Prevention: Key to Stemming Childhood Obesity

A couple of months ago, the CDC reported that childhood obesity rates are leveling off in many states – that’s good news.

Here’s the not so good news:  according to the American Heart Association, children who are the heaviest are gaining more weight at an alarming rate.  This new data has led the AHA to create a new classification within the obesity spectrum among children.  Under this category are kids who have a BMI that’s at least 20% higher than the 95th percentile of other children their same height and weight.  Approximately 5& (4 million) of overweight children fall in the new, severely obese group.

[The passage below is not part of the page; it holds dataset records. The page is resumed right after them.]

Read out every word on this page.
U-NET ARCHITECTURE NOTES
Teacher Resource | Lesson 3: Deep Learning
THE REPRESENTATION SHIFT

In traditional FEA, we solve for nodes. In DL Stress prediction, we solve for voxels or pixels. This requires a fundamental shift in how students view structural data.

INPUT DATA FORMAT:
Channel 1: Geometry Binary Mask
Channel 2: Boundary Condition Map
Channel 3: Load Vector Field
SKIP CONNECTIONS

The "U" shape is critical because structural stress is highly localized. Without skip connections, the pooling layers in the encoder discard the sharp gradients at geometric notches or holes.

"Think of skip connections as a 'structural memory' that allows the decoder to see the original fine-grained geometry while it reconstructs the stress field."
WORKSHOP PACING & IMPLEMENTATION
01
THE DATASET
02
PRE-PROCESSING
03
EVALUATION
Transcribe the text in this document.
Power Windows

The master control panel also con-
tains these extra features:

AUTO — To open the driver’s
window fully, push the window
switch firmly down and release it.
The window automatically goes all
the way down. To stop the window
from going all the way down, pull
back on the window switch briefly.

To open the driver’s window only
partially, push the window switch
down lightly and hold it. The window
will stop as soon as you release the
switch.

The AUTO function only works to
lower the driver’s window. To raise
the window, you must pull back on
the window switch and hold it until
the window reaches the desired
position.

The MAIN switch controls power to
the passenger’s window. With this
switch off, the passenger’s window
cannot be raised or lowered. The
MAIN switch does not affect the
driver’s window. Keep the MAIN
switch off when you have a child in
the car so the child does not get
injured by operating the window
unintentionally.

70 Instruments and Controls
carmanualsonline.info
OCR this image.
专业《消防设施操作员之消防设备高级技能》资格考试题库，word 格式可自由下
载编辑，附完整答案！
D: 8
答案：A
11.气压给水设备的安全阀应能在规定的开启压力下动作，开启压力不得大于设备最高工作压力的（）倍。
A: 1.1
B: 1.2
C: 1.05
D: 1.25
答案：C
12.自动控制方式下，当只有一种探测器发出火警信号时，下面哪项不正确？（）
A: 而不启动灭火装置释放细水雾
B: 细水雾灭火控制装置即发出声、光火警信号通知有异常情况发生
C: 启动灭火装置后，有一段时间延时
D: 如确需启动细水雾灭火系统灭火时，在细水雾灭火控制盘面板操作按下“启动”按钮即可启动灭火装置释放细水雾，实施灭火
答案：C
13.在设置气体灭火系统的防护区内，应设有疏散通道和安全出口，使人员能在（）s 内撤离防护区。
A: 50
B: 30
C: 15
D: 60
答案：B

Difficulties Obese Children Face

A morbidly obese child or adolescent has difficulties that can seem insurmountable.  Numerous well-documented studies have causally linked childhood obesity to a myriad of health problems:  high cholesterol, hypertension, fatty liver disease, GERD, and type-2 diabetes are among them.

In addition to physical ailments, obese children are more likely to suffer academically; late last year the journal Pediatrics reported that obese children have lower math and spelling scores.  Overall intelligence and attention flexibility are also negatively affected.

Cognitive difficulties inside the classroom may pale in comparison to what obese kids must endure on the playground.  A University of Michigan study found that obese children are 60% more likely to be bullied than children who are not overweight.  The Michigan team discovered this percentage crossed all social, racial and economic strata.  These kids are being bullied specifically because of their weight.

Prevention: It takes a Village

What is of grave concern is that once a child becomes severely obese, traditional diet and exercise programs are not particularly effective.  In the current issue of Circulation, the AHA asserts that prevention is key and the only way to reverse this trend.

Behavioral therapy blogger Christy Matta, M.A. stresses that behavioral psychologists are looking at various ways to target families, schools and children’s organizations to emphasize health and wellness.  Programs that are most effective are those that focus on positive of eating a variety of fruits and vegetables and staying active instead of on what a child “can’t have.”

Another venue to consider is social media.  In a press release last December the American Heart Association urged medical professionals to take advantage of online communication and social media outlets: “Healthcare providers should embrace [social media’s] potential as a tool for promoting healthy behavioral change.”